Yoda, I have the expedition pole (500gm). The one feature I will have to add myself is the rubber grip on the pole below the handle. That stuff is great for no-glove hiking. Perhaps some hockey tape. But I am happy with the expedition pole. For an extra 100gm I get a very tough pole that I can treat badly during that type of travel that is between mountaineering and touring. Are the 4 season hiking poles super robust?
The one thing I don't like about the BD poles is the wrist strap. They put the large plastic adjustment buckle right at the apex of the strap loop. This is a problem for me as I tend to hold my poles without actually using hand muscles to grip. The result is that after several hours of hiking the plastic buckle gouges a big dent into my bony wrist's meat, even if I am wearing thin liners. I suppose this is my fault as I am not holding the pole in the manner it was designed for.
Aside: I hold the pole without using hand grip as it saves effort over a long hike.
I extend the strap loop so that when your hand is inserted you can grip the pole just below the moulded plastic hand grip. By doing so the wrist strap should come comfortably tight and the top of your fist should push against the underside of the poles grip. The benefits when walking:
1. when un-weighting the pole: you don't need to grip with muscle it as the bottom of the hand grip rests on the top of your hand, which only needs to be loosely circled around the metal pole.

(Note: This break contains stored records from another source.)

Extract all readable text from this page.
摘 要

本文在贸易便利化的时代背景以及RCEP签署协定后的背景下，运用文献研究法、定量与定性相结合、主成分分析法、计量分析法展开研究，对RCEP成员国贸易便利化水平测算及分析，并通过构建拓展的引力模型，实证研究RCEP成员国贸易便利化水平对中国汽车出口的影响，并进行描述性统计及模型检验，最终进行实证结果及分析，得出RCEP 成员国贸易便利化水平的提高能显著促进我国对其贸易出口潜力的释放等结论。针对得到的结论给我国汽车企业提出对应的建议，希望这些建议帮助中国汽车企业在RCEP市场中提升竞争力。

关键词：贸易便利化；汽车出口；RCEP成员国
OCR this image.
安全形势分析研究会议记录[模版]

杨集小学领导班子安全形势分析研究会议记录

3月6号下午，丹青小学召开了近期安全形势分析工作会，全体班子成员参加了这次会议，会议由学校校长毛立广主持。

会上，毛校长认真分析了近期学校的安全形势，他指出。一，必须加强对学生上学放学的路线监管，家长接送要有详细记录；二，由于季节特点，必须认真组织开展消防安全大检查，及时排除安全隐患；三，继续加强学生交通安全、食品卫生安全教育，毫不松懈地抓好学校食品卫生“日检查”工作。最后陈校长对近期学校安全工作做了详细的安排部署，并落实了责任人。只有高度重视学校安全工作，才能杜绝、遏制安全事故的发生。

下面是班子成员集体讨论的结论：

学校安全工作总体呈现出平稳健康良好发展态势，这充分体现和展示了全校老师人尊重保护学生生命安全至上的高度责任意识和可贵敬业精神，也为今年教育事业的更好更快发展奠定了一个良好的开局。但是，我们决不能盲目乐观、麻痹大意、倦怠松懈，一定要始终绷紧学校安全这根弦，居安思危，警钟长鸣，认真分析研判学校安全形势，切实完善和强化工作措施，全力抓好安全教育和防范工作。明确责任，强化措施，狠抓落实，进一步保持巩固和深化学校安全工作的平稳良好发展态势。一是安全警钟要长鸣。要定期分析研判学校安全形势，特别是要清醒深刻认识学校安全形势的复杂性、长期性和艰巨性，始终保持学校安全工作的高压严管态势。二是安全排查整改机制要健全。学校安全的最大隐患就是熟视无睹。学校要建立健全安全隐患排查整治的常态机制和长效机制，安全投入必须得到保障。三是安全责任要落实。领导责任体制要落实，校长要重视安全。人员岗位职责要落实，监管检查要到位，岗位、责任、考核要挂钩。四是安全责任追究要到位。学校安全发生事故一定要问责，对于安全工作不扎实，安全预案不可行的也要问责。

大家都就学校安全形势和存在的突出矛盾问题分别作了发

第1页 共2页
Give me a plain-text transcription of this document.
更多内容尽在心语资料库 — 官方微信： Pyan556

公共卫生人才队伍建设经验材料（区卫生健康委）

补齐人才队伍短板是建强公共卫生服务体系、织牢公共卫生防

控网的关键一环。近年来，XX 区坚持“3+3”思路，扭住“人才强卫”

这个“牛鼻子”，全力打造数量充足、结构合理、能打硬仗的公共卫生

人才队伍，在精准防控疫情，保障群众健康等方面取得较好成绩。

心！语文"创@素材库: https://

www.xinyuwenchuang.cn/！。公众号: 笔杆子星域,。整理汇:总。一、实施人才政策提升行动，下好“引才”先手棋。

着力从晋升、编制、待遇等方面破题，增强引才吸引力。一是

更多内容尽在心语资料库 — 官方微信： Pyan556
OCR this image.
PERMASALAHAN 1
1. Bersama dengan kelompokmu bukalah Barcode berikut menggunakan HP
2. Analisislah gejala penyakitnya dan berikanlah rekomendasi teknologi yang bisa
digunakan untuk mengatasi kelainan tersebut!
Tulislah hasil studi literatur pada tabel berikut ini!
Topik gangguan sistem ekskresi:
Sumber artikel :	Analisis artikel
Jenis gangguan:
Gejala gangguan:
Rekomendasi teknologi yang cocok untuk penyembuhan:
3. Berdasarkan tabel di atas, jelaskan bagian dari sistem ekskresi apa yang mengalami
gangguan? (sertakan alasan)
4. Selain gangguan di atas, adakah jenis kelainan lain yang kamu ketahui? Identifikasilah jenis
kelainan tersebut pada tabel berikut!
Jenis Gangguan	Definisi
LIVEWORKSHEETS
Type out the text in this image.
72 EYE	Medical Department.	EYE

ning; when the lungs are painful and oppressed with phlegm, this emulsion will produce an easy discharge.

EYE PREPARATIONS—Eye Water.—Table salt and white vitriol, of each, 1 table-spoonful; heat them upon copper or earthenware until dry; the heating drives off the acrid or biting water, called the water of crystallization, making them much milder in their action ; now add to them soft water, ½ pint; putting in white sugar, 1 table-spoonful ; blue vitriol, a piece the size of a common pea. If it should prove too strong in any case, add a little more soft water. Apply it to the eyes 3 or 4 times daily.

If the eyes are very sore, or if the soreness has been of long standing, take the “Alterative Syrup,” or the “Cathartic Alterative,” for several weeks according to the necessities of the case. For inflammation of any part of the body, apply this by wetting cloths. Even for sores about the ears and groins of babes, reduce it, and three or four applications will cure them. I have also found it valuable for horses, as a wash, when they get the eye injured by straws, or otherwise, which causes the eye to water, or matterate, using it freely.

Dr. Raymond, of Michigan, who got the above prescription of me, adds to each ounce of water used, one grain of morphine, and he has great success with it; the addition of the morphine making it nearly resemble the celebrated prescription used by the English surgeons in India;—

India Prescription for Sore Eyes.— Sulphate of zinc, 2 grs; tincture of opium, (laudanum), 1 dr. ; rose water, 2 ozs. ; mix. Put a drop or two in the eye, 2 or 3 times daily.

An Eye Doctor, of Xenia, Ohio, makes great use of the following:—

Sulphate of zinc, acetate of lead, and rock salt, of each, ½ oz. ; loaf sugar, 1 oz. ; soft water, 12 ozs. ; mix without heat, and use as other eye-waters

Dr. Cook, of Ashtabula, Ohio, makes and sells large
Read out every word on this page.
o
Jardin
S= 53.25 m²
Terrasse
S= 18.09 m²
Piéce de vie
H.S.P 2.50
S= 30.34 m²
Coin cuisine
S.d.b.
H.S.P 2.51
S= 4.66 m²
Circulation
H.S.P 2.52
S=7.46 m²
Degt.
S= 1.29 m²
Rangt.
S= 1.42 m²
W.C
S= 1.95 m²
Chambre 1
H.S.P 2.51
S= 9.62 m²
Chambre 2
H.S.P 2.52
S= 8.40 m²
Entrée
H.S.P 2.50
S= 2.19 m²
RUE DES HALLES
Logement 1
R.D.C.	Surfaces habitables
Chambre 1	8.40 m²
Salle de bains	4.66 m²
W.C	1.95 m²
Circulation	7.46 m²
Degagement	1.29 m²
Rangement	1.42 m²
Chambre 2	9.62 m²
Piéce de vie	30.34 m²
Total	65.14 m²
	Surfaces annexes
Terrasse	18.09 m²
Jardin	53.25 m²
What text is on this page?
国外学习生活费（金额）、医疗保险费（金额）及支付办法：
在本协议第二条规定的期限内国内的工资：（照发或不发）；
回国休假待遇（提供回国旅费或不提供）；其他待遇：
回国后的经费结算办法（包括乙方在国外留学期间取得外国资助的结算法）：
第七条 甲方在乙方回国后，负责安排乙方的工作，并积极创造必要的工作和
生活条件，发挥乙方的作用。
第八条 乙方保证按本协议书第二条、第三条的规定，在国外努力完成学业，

2. when weighting the pole: there is again no need to use hand muscles to grip as the weight of your arm rests on the wrist strap (and gets gouged by the plastic adjuster buckle)
Every step requires the pole to be weighted and un-weighted, over and over again for hours of touring. If you use the pole normally this means that you have to constantly grip the pole with energy (and get a sweaty hand). If you use it in the way I described then the pole just magically sits in your hand without any energy being used to grip it. I find it makes a big relaxing difference when using the poles for swinging rhythm and balance (rather than putting serious weight on them). I almost never hold the moulded grip.
Also, on a traverse I like to hold the up-hill pole further down the shaft, like most people do. When I do this I often hook my thumb through the extended wrist strap. This means the static hook of my thumb takes my arms weight/effort and again, I don't have to grip the pole until I unweight it for the forward step and even then you just tighten a finger to hold the pole in place. The plastic buckle makes this thumb-hook method uncomfortable.
Call me fussy, but every bit of effort and energy matters. Notice how marathon runnerÃ‚Â´s have dangly floppy arms? Having relaxed arms when hiking long distance is just as helpful to comfort and endurance.
I am going to replace the wrist straps on my BD's with a home made strap.